The Government is considering offering offering public sector workers pay increases of up to 6.5 per cent after recommendations from pay review bodies.
A final decision is expected within days, with the Prime Minister, Rishi Sunak, warning he has to take a “responsible” approach to the public finances and the wider economic picture.
Rejecting the pay review bodies’ recommendations risks further angering unions and exacerbating strike action.
A 6.5 per cent increase would still be below inflation, which was last reported at 8.7 per cent for May and peaked at over 11 per cent late last year.
Who are public sector workers?
The public sector is the part of the economy composed of both public services and public enterprises – it includes everything from healthcare and education to transport and the military, as well as people who work for the Government itself.
The Office for National Statistics (ONS) says around 5.4 million people work in the UK’s public sector, in 300 occupations.
Nearly half of these workers are in occupations related to health, education, social work, government, the police, and domestic services.
One tenth of all public sector workers are school teachers and a quarter work in the health and social care sectors.
Will public sector workers get a pay rise?
All of the independent pay review bodies have recommended pay rises of between 6 and 6.5 per cent for public sector workers.
The Chancellor, Jeremy Hunt, has ruled out pay rises funded through additional borrowing, urging workers to “understand this difficult period”.
With the Government refusing to borrow more and no prospect of tax rises to raise the money, wage increases could be denied or departmental budgets could be raided to fund them, potentially leading to cuts to services.
Mr Sunak, speaking at the Nato summit in Vilnius, Lithuania, said: “We will be guided by a couple of principles: the first is fairness, fairness for our public sector workers because we want to make sure that they are rewarded fairly for their hard work, but also fairness for taxpayers who ultimately have to foot the bill for pay rises.”
The Prime Minister has made halving inflation this year one of his policy priorities, and said the Government will resist any increases which could risk making it harder to meet that goal.
Teachers from the NASUWT union in England plan to stage continuous action short of strike action starting in September, with a warning that the expected 6.5 per cent rise in wages recommended by their pay review body was the minimum that should be offered.
And on Thursday junior doctors represented by the BMA launched their longest walkout yet over their long-running wage dispute.
BMA leaders urged the Government to return to the negotiating table in an effort to resolve the row, which has already led to a series of strikes and thousands of cancelled operations and consultations.
Dr Robert Laurenson and Dr Vivek Trivedi said: “Today marks the start of the longest single walkout by doctors in the NHS’ history, but this is still not a record that needs to go into the history books.
“We can call this strike off today if the UK Government will simply follow the example of the government in Scotland and drop their nonsensical precondition of not talking whilst strikes are announced and produce an offer which is credible to the doctors they are speaking with.
“The pay offer on the table to junior doctors in Scotland and how it was reached throws into sharp relief the obstinate approach being taken by the Prime Minister and the Health Secretary, Steve Barclay.
“The Health Secretary has said there can be no talks while strikes are planned – Scotland has proved him wrong.
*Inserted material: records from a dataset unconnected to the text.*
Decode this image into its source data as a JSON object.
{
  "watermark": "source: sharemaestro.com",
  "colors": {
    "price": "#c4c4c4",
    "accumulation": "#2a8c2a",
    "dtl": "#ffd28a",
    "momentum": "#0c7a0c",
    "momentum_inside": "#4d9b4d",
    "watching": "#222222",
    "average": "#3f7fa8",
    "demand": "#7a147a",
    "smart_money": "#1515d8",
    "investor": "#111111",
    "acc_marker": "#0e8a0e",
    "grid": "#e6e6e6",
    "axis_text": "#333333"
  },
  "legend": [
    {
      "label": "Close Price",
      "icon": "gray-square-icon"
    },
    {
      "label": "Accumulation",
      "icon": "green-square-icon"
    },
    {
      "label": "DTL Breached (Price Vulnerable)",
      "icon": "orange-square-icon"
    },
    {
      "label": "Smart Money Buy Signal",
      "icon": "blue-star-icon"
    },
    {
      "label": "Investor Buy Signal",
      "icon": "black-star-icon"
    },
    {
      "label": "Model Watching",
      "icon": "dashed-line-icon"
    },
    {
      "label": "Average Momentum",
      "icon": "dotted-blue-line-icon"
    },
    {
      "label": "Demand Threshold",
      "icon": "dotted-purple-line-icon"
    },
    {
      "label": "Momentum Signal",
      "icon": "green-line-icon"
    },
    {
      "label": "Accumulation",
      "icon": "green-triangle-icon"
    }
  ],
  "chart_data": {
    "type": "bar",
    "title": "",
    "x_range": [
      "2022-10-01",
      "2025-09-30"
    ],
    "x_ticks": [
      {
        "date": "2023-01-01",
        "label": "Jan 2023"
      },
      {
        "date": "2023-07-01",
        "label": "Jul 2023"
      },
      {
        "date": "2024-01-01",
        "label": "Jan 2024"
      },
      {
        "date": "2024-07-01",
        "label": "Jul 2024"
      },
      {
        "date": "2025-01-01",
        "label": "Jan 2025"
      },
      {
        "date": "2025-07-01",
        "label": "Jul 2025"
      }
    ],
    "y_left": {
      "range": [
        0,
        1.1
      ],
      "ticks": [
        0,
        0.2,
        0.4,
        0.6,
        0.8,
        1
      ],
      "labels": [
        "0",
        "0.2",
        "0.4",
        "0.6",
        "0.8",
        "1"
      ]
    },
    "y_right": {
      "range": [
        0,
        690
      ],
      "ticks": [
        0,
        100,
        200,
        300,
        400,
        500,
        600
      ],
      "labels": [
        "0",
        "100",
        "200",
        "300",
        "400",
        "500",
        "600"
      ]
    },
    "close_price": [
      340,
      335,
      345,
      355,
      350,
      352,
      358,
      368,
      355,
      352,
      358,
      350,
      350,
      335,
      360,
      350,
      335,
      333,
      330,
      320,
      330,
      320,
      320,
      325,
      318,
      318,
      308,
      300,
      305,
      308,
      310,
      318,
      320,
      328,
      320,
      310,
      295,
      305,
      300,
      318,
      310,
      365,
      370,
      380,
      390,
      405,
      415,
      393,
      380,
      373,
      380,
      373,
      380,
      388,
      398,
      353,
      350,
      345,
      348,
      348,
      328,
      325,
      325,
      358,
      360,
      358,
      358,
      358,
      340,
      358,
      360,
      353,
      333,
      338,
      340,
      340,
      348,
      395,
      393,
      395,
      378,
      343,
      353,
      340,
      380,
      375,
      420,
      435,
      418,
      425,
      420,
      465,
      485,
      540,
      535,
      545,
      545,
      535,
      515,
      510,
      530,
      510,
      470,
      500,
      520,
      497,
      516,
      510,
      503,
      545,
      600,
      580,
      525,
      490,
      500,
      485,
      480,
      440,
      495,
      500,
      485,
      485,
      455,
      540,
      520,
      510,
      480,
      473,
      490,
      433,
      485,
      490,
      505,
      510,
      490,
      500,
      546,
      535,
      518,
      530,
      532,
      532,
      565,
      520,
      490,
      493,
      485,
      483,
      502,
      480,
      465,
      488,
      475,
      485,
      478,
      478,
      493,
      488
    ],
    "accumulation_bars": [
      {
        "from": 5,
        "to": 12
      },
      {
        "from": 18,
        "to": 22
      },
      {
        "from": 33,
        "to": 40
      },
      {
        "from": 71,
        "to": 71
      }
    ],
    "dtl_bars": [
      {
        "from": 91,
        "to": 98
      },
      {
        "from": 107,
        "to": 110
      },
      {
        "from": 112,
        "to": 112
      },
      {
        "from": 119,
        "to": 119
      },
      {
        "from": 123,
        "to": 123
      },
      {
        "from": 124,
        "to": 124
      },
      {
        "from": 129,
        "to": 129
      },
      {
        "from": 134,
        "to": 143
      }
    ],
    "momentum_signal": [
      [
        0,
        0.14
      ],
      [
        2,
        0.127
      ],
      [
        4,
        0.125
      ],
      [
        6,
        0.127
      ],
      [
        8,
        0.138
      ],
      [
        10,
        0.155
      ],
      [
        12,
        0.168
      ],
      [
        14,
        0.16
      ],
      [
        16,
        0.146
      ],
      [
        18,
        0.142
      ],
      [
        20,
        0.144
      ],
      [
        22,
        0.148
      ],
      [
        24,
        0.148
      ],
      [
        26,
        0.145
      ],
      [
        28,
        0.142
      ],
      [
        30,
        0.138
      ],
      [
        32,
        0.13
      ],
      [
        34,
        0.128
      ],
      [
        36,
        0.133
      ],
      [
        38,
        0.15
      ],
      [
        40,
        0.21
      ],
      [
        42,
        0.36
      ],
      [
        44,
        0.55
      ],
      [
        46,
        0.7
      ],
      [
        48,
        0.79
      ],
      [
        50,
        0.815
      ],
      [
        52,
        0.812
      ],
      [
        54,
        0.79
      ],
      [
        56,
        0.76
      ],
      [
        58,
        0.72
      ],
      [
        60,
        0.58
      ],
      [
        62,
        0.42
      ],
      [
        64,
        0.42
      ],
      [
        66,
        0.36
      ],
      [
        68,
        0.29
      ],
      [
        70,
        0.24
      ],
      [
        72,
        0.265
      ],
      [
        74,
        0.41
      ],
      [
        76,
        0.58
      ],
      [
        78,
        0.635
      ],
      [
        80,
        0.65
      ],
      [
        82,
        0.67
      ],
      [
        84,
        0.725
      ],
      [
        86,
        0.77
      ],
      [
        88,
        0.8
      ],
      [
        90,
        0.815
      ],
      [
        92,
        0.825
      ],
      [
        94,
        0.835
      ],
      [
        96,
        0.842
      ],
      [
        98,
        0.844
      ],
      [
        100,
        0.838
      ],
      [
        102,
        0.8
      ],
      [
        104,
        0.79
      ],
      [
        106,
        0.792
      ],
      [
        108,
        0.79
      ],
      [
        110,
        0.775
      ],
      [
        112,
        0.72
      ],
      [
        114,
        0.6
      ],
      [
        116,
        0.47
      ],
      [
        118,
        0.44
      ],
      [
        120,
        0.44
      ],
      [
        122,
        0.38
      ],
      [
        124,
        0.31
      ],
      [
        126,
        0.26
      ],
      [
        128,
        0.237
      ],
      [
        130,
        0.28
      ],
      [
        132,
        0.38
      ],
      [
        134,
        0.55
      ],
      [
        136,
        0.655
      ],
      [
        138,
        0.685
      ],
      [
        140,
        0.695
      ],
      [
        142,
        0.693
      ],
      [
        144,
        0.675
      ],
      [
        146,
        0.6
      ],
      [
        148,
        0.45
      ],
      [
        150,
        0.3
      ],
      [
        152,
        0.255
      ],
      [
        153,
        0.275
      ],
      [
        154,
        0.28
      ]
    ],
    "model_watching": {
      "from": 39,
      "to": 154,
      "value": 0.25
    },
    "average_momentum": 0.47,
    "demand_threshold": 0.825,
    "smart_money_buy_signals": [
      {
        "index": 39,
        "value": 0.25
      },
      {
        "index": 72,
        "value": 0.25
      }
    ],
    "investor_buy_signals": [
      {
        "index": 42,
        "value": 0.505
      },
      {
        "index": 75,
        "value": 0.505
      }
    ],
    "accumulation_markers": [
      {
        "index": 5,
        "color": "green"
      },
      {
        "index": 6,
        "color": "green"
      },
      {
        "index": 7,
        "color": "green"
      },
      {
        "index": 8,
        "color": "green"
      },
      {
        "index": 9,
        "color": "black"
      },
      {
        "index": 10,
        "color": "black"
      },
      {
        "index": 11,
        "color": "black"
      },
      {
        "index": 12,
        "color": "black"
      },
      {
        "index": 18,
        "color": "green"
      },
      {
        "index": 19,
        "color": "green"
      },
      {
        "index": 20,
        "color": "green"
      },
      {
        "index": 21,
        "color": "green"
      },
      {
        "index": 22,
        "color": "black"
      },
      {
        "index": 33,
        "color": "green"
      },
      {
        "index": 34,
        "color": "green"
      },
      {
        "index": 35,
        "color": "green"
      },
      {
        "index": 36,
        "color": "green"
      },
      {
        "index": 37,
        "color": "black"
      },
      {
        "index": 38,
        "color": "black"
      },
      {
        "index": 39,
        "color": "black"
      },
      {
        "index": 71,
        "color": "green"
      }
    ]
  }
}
He said above 5 per cent wasn’t realistic – Scotland proved him wrong. He refused to even acknowledge the concept of pay restoration – Scotland proved this is not only possible but essential.”
The Health Secretary responded: “It is disappointing that the BMA is going ahead with further strike action. This five-day walkout by junior doctors will have an impact on thousands of patients, put patient safety at risk and hamper efforts to cut NHS waiting lists.
“We were in discussions about pay and a range of other measures to improve the working lives of junior doctors until their representatives collapsed the negotiations by announcing further strikes. A pay demand of 35 per cent or more is unreasonable and risks fuelling inflation, which makes everyone poorer.
“If the BMA shows willingness to move significantly from their current pay demands and cancels these damaging and disruptive strikes, we can get around the table to find a fair deal to resolve this dispute.”